Something good to feel about outsourcing.
India moves to spread wealth
A $9 billion plan guarantees the country’s rural poor 100 days of work per household every year.
By Anuj Chopra | Contributor to The Christian Science Monitor
PUNE, INDIA – India passed its most ambitious antipoverty program in decades Tuesday in an effort to spread more widely the spoils of the country’s rapid economic growth.
Social welfare spending, it seems, is staging a comeback here, after 15 years of focus on privatization and encouraging the high-tech sector. Presenting the bill in parliament, Congress Party President Sonia Gandhi said, “An economy growing at 7 percent per year, can and must find the resources … to improve the lives of its millions of poor.”
Much of rural India, home to two-thirds of the population, has not felt the benefits of the new high-tech economy, and voters in these areas handed the reins of power to the Congress Party in a stunning election upset last year.
The new National Rural Employment Guarantee Act is widely seen as political payback.
Under the new legislation, rural poor are guaranteed 100 days of work per household every year. One-third of these jobs will be reserved for women. The mammoth program, which will be implemented in the 150 poorest districts over the next four years, comes with a whopping price tag of $9 billion a year.

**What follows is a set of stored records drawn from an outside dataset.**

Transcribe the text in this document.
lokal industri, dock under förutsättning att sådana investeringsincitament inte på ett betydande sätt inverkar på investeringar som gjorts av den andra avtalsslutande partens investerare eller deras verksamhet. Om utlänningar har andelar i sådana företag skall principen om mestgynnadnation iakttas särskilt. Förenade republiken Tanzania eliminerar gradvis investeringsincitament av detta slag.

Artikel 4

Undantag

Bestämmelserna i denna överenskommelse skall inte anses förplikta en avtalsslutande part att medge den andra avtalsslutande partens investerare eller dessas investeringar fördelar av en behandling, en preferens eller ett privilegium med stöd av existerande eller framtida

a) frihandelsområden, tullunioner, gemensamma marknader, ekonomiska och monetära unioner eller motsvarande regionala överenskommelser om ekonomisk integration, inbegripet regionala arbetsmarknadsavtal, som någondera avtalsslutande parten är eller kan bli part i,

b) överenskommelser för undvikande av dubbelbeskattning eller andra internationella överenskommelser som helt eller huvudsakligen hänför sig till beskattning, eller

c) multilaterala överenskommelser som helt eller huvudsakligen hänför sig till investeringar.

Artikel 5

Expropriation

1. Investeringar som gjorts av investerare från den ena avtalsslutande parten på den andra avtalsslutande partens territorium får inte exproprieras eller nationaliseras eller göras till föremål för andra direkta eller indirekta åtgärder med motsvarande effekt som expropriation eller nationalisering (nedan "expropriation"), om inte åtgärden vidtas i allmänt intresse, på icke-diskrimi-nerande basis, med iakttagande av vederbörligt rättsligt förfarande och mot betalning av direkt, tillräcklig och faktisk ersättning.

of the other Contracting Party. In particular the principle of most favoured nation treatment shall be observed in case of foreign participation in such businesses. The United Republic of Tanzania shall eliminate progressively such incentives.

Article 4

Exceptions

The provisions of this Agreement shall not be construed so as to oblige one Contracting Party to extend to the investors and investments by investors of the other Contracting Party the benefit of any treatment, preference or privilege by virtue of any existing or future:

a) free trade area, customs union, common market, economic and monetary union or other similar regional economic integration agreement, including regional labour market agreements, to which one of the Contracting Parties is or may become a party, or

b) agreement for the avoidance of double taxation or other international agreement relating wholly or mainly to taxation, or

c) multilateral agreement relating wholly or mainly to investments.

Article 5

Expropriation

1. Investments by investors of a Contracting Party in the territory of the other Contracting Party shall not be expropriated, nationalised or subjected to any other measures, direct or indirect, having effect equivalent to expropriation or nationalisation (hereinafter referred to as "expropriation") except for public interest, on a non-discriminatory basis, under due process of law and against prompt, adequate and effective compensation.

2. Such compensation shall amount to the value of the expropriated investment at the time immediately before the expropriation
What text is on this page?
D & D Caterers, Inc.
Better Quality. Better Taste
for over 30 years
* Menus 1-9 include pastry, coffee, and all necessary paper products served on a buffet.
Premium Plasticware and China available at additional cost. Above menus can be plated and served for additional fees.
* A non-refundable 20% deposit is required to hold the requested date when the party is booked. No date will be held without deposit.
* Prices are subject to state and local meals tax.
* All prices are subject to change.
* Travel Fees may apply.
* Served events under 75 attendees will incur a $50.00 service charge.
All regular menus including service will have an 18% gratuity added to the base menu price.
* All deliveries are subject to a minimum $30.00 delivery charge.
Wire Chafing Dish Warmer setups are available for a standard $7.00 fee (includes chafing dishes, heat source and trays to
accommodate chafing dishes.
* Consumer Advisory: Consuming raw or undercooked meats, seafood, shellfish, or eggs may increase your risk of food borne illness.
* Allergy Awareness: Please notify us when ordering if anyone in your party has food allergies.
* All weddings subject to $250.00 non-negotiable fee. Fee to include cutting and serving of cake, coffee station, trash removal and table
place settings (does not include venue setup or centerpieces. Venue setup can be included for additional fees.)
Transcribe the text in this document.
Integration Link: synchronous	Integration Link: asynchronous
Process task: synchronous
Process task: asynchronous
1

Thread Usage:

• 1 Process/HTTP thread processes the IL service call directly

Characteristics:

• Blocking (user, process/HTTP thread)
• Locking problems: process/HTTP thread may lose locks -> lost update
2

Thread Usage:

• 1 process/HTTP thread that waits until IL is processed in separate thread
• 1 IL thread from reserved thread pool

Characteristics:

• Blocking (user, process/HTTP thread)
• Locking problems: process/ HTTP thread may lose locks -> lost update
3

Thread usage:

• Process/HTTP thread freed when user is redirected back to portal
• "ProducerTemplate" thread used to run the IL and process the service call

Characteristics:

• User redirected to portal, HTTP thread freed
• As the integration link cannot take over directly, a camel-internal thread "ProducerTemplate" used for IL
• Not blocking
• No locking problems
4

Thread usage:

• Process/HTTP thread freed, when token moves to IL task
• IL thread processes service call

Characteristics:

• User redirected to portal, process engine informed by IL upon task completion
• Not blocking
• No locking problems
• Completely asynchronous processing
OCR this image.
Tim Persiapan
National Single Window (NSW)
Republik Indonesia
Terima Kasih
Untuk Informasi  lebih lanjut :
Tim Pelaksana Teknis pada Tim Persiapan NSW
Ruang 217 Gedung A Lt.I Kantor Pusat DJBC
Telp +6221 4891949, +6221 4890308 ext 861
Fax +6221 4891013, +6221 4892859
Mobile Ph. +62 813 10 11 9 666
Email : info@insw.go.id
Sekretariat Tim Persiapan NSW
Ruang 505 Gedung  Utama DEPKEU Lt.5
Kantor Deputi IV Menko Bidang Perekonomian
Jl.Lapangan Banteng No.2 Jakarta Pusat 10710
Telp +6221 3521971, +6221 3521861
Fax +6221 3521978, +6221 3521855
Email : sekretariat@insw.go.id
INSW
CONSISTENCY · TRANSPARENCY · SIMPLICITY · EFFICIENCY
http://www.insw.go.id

The new jobs include construction of roads and embankments, cleaning up polluted water supplies, and wasteland restoration for agriculture, among other rural improvement efforts.
Maybe what goes around comes around and those who have lost their jobs to outsourcing and the poor in the United States will one day be given a chance again. And it helps having a WOMAN in power.
At any rate it is nice to see democracy working for the good again.
So we have state welfare to look forward to to impove conditions here. The system is rigged, even more so now with the tax cuts. When will people begin to question the wisdom of a capitalist state?
BTW, I read a column by Roger Neuwirth in the Washington Post that tells of India tearing down a huge shanty town in Mumbia in January. 45,000 dwellings were flattened and 200,000 left homeless. In Zimbabwe, similar operation destroyed tens of thousands of homes and left about the same number, 200,000, homeless. Done in the name of attracting investments to the area, and the ruling class not liking the politics of the poor.
Capitalism’s war on the poor and middle class continues.
Well, cleaning up the polluted water might help, although it’s hard to do when it’s continually being fouled and used up by outsourced companies. And without the help of the companies responsible- I don’t know how they’ll manage without throwing the companies out.
http://www.indiaresource.org/campaigns/coke/
And I’m not sure how much it will help the farmers, those still living-there have been something over 25,000 suicides since 1997.
http://www.gmwatch.org/archive2.asp?arcid=5608
So,not so hopeful from what little I know, but it would be lovely to be wrong! (Wouldn’t be the first time I was wrong!) And maybe it’s a step in the right direction?